The village is located in a flat marsh, thus a lot of clay was deposited in the area by the Liesing River. That was the basis for 19th-century brickworks, whose mining holes remain until today as lakes.

Geologically spoken, most parts of Inzersdorf are built on rubble from . In the southeast and west of the village, quaternary loam exists. The north is counted among the geological era of Holocene.

In 1120 and 1125, Inzersdorf's first mention occurred as Imicinesdorf respectively Ymizinisdorf thus meaning "village of Imizi(n)". It is supposed that the founder of the village was a man named Imizi, Imizo or Imizin.

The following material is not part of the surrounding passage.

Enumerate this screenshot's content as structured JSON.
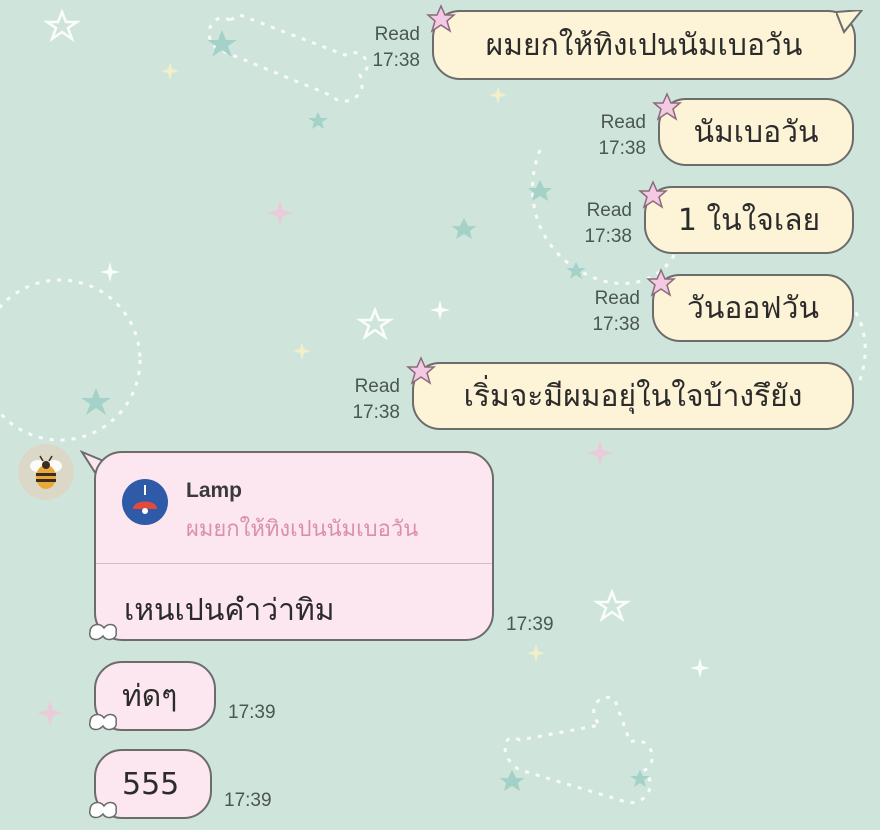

Until the beginning of the 16th century, the commune involved two villages: Inzersdorf and Willendorf. But after the Siege of Vienna in 1529, when both villages were destroyed, only Inzersdorf was rebuilt. But peace didn't least long, and in the Battle of Vienna in 1683, Inzersdorf was destroyed again. This time, Maria Katharina von Kinsky brought foreign settlers to the place.

When the brothers Geyer von Osterburg ruled the village in the 16th century, Inzersdorf became the hub of evangelic church. Many Protestants settled down nearby.

Years passed by and the lordship of Inzersdorf changed very often. In 1857, Ziegelbaron ("Brick Baron") Heinrich von Drasche-Wartinberg inherit the holding. The now aborning industrial location specialized on brickproduction and in 1872, the factories already produced 100 millions of bricks (by comparison: in 1848, they only produced 16 millions). Because of that, the Viennese administration decided to integrate the northern part of Inzersdorf, where the factories were located, into the 10th Viennese district Favoriten.